Technically, I would assume something like that being investigated or even in place already at Apple. It’s probably just a matter of broadband connections catching up to make this a smooth experience. One that Apple would be willing to ship and tout as a new feature.

Monday
Jan022012

autotm 0.94 supports local backups

As introduced in a previous blog post, autotm is an OSX system daemon that automatically switches Time Machine targets depending on their availability. The initial version of autotm only supported network based targets but I’ve recently updated the script to also allow locally connected disks (e.g. USB). This update requires some minor changes to your autotm.conf file: The server section is now called “destinations” and each destination has a “type”, which can be remote or local. For example:

destinations:
 - type: remote
   hostname: myhomeserver.local
   username: jdoe
   password: s3cr3t
 - type: remote
   hostname: myofficeserver.local
   username: john_doe
   password: pa55
 - type: local
   volume: /Volumes/Time Machine

To learn more about autotm, have a look at the Readme on Github.

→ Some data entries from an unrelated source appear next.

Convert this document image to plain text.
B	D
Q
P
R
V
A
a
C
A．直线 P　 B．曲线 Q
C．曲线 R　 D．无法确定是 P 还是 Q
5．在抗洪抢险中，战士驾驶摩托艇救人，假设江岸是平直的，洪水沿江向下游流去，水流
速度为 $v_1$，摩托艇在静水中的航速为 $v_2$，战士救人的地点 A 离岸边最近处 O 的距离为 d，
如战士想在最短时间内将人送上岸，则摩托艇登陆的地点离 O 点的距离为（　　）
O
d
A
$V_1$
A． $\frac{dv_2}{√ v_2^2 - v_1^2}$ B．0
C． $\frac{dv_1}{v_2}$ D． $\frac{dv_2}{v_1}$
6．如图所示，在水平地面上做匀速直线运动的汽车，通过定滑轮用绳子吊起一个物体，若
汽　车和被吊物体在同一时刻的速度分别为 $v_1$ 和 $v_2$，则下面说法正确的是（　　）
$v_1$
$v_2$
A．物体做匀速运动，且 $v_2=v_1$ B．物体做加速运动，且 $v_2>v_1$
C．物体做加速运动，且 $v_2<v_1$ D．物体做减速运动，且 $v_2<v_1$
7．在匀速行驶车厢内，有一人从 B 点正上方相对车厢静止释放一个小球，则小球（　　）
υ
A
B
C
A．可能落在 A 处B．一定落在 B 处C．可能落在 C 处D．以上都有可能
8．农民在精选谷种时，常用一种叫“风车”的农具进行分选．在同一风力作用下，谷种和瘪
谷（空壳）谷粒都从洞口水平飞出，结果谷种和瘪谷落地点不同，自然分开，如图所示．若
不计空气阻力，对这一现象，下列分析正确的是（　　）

Please file any problems you encounter on the issue tracker at github.

Thanks to Andy and Daniel for their help in testing this release!

Monday
Dec192011

CouchDb Migrations

A few weeks ago I attended CouchConf in Berlin and during the sessions (and in between) one topic was raised several times: How to migrate data between “schemas” or document versions. I described how we are migrating documents and I want to take a moment to explain the process in more detail. It might sound trivial but there was interest in the description during the conference, so I’m hoping it may prove helpful for others nonetheless.

Since CouchDb is inherently unstructured, there’s no global schema that you manage to control your data’s structure. That’s often a good thing, because it gives you flexibility, but it can also cause problems, for example when you want to access documents without handling against all sorts of different “versions” of your document you might have.

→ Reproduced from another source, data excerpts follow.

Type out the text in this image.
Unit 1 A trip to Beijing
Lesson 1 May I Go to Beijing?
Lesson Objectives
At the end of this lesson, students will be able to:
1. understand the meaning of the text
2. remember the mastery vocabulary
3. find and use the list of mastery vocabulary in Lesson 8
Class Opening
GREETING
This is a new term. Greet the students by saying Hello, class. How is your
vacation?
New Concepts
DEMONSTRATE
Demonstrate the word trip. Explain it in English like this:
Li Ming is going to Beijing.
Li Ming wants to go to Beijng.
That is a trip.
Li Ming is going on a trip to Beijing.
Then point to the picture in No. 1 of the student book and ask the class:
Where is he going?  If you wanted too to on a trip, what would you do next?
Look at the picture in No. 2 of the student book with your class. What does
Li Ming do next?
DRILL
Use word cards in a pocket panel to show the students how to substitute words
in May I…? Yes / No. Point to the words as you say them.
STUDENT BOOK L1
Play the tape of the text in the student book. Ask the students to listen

For example, say you have started out with an initial player document (we’re sticking with the RPG theme set in the Couchbase examples ;)):

{
  'version' : 1,
  'name:' : 'Player A',
  'xp': 1234
}

but you find during testing that you need to know a player’s level. You’ve decided that the level should always be xp/100 + 1 but you don’t want to recompute this all the time in code but rather store it in the document directly. For various other reasons you’ve also decided against creating a view and therefore you want to migrate all your documents to this format:

{
  'version' : 2,
  'name:' : 'Player A',
  'xp' : 1234,
  'level' : 13
}

Note that the initial document already included a version attribute that we’re using to keep track of our migrations but even if this weren’t the case from the start, it’s easy to simply treat documents without a version attribute as “version 0” so to speak and handle them similarly to the rest of this example.

So how do we migrate from version 1 to version 2 then?

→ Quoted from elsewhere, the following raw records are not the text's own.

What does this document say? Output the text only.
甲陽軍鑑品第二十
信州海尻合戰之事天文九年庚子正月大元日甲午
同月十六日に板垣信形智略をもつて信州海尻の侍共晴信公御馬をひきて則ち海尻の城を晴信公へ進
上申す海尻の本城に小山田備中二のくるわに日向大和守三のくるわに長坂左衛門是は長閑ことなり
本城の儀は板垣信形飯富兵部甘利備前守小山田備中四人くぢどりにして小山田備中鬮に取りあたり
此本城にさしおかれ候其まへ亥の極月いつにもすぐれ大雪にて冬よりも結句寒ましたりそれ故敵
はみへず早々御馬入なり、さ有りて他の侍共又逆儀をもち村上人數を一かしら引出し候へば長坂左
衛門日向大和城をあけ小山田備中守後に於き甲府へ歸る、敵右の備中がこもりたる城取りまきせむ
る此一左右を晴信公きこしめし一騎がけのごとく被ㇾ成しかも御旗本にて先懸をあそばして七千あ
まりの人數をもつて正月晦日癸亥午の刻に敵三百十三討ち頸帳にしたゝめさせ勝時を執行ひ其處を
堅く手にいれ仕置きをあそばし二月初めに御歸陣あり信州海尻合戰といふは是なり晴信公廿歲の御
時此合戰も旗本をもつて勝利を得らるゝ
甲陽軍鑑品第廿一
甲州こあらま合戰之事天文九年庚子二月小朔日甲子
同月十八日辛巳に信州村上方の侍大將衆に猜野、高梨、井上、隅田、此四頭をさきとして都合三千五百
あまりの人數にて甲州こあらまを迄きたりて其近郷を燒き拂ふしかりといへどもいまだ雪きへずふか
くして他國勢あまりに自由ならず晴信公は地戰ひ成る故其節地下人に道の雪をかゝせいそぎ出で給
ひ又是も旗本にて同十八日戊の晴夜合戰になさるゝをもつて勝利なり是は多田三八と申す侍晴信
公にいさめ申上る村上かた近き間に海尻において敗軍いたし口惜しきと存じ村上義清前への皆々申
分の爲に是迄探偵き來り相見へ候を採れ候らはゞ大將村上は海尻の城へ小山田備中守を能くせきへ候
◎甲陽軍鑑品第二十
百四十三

The idea is to create a view that shows all old revision documents and process them until the view has no more items. The view would be defined with the following (trivial) map function:

function(doc) {
  if (doc.version && doc.version == 1) {
    emit(doc._id);
  }
}

Now it’s simply a matter of processing all items in this view, for example with the following python-couchdb method that takes a database object as a parameter:

def migrate_v1_v2(db):
  v1 = db.view('_design/migration/_view/v1')
  for row in v1.rows:
    doc = db[row.key]
    if doc['version'] == 1:
      doc['version'] = 2
      # we want to add the level stat, which is simply xp/100, starting from 1
      doc['level'] = doc['xp']/100 + 1
      db[doc.id] = doc

and where “v1” is the name of the view we defined above.

The complete example in the form of a unit test is available on github. The only dependency is python-couchdb. It should be trivial to translate this pattern to other client libraries. It might also be useful to extend this concept to a migration framework á la Ruby on Rails.